First, hereditary breast cancer accounts only 5% to 10% of all breast cancer diagnosed in the United States according to the American Cancer Society. Yes, the number is low, which means 90% of breast cancer diagnosed are linked to other risk factors. BRAC1 and BRAC2 genes have been found in hereditary breast cancer. BRAC1 carriers have up to a 65% chance of acquiring breast cancer and BRAC2 have a 45% chance of acquiring breast cancer. The risk is higher if you have a mother or sister/brother which has acquired the disease.

Second, post-menopausal weight gain has been linked to breast cancer. Being overweight increases risk for breast cancer. Did you know that after menopause when the ovaries stop making estrogen, most of a woman’s estrogen comes from fat tissue? Having more fat tissue after menopause can raise estrogen levels and increase your chance of getting breast cancer. Prior to menopause a women's ovaries creates most of the estrogen, and fat tissue makes only a small amount. The production of estrogen changes after menopause, which is why it is important to exercise daily and eat a nutrient dense diet.

Third, hormonal replacement therapy, birth control pills, and Depo-Provera birth control shots which are injectable form of progesterone have been linked to breast cancer. To make this clear, studies document women after they stop using birth control for 10 years have lowered their risk. You may have heard you should only use them for 10 years and stop. The evidence shows you have a higher risk as long as you are on hormonal therapy or birth control. Make sure you discuss the use of hormonal replacement and birth control with your physician to weight the pros v. cons.

Fourth, ethnicity does play a role in the types of breast cancer women can acquire.

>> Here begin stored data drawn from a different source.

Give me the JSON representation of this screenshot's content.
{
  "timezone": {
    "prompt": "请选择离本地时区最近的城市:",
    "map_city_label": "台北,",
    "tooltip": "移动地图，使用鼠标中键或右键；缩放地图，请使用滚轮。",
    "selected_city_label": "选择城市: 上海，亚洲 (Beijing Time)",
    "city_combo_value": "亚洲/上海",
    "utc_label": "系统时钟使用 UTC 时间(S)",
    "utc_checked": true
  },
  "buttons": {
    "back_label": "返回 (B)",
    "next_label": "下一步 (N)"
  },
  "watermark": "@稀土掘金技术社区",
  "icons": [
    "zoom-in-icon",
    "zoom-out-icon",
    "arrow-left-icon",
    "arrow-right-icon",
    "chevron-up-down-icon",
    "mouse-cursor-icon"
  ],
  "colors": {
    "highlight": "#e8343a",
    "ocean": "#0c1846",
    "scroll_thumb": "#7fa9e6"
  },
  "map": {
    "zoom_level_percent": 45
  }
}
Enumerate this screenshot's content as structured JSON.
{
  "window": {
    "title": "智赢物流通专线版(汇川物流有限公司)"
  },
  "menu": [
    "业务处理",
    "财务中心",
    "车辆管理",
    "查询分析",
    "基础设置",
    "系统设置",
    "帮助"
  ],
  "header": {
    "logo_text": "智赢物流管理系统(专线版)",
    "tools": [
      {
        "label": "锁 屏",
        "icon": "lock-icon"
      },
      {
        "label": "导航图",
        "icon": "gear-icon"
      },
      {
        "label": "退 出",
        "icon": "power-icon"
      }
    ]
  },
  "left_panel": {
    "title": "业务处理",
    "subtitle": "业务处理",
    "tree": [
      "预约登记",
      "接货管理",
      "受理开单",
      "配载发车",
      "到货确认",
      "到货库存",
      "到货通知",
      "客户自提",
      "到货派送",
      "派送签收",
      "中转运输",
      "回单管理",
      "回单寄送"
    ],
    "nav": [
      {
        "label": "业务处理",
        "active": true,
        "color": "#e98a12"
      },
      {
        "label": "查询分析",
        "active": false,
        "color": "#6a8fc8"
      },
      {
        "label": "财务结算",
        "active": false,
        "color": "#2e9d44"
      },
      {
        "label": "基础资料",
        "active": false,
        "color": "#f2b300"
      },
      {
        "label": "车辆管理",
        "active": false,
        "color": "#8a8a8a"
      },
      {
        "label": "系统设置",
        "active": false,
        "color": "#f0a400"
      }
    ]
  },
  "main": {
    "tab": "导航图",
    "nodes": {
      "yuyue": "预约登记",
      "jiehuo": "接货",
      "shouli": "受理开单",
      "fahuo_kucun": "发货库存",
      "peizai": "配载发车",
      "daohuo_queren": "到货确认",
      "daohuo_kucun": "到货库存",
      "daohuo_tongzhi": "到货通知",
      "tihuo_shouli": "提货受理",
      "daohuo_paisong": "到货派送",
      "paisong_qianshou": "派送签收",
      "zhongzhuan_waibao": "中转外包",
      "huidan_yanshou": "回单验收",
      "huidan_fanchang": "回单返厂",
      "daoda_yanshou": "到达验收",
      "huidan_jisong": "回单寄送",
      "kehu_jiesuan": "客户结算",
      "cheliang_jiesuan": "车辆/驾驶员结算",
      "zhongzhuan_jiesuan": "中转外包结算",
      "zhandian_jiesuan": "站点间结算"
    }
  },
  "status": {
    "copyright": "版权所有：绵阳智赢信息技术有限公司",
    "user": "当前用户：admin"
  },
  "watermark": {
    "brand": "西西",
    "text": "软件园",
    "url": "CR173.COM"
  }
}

Today we know breast cancer is a heterogeneous disease resulting in many variations. The prevalence of breast cancer is higher in post-menposaual Caucasian women, however mortality rates are higher in African American and Hispanic women, which have higher invasive types of breast cancer. The shift is different for young women, African American women under the age of 45 have the highest prevalence of breast cancer from other racial and ethnic groups.

Overall, getting older and being a women increases your risk for breast cancer. Get smart and do the research to be able to discern your risk v. the myths. This can improve your ability to take preventive methods to lower risk and assist your overall health and wellness.